これまで述べてきたように、3度にわたる規模を変えての予備実験の成果を生かして、具体的な装置の設計を行うことができました。

 このようなことは、これまでにも何度か経験してきたことですが、重要なことは、その都度、おかれた条件に則してマイクロバブル装置とそのシステムの改良を重ねてきたことにあります。

 これはなかなか大変なことですが、不断に装置の改良を続けていることが、それを可能にしていることが重要な特徴となっています。

 今後は、これを生かした実用試験の発展が遂げられ、地域や日本、そして世界へと普及していくことが期待されます。

 さて、2017年の正月は、山梨から孫たち3人がやってきて、にぎやかな日々を過ごすことができました。

 年末にやや体調を崩しかけたのですが、それも、この孫たちとマイクロバブル入浴のおかげで持ち直すことができました。

 読者のみなさまにおかれましては、本年も、どうかご愛読をよろしくお願いいたします。

 また、みなさまのご多幸とご健勝を心から祈念いたします。

 そこで、やや遅れてですが、新たな年を迎えるにあたっての抱負を述べておきましょう。

 その第1は、マイクロ・ナノバブルに関する総合的な研究をより確実に発展させることです。具体的には、当面する次の課題の究明が重要です。

 ①マイクロバブルの収縮運動に伴う、高温高圧化のメカニズムをより一層明らかにし、その物理化学的反応特性を究明する。

 ②マイクロバブルの高温高圧化によってナノバブルが形成されるメカニズムを明らかにする。同時に、その過程における化学反応特性とナノバブルの相互関係を追究する。これらを踏まえて、マイクロバブルとナノバブルの相互関係を物理化学的に究明する。

 第2は、上記の①、②に裏打ちされたマイクロバブル技術を基礎にして、国民生活と産業において、あたかも乾いた砂に水がしみ込むような素敵な商品開発を行うことです。

 幸いにも、この2、3年において、この商品開発にコツコツと取り組んできましたので、今年は、それらの成果を踏まえて、その花を開かせる時期ではないかと思っています。

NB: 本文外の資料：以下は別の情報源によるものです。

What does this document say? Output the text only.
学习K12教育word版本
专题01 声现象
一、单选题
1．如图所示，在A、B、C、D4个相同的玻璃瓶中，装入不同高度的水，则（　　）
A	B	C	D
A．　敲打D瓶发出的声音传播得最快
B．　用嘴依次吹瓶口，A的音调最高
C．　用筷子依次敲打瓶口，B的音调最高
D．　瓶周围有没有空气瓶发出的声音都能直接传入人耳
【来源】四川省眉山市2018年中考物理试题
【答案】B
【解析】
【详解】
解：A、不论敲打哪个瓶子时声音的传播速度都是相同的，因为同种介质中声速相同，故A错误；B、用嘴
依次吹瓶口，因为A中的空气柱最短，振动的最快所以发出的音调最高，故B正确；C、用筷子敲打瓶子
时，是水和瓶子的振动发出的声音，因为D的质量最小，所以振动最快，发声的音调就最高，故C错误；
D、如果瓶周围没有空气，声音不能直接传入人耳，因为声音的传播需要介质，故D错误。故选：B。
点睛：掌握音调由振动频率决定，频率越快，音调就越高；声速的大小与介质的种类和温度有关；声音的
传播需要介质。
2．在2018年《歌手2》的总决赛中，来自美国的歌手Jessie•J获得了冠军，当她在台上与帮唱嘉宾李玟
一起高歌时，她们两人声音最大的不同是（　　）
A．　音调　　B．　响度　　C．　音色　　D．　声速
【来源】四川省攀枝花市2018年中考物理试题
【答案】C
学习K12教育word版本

 第3は、地域に根ざしたマイクロバブル技術の発展によって、地域をより豊かに、そしてゆかいに発展させることです。

 これには、地域に根ざすことが可能な最高度の技術づくりを行うこと、そして、それを担う人づくりを行うことが重要です。

 第4は、これらの活動の新たな拠点づくりを行うことです。

 昔から、新たな酒には新たな革袋が必要であるといわれてきました。

 山口県周南市から大分県国東に移り住んで、今年で5年を迎えることになります。

 この間、文字通りの「山あり、谷あり」でしたが、この5年を準備期間として、私としては真にささやかですが、その研究拠点を設けることにしました。

 この夏には、それを記念してのシンポジウムなど、各種のイベントの開催を計画する予定です。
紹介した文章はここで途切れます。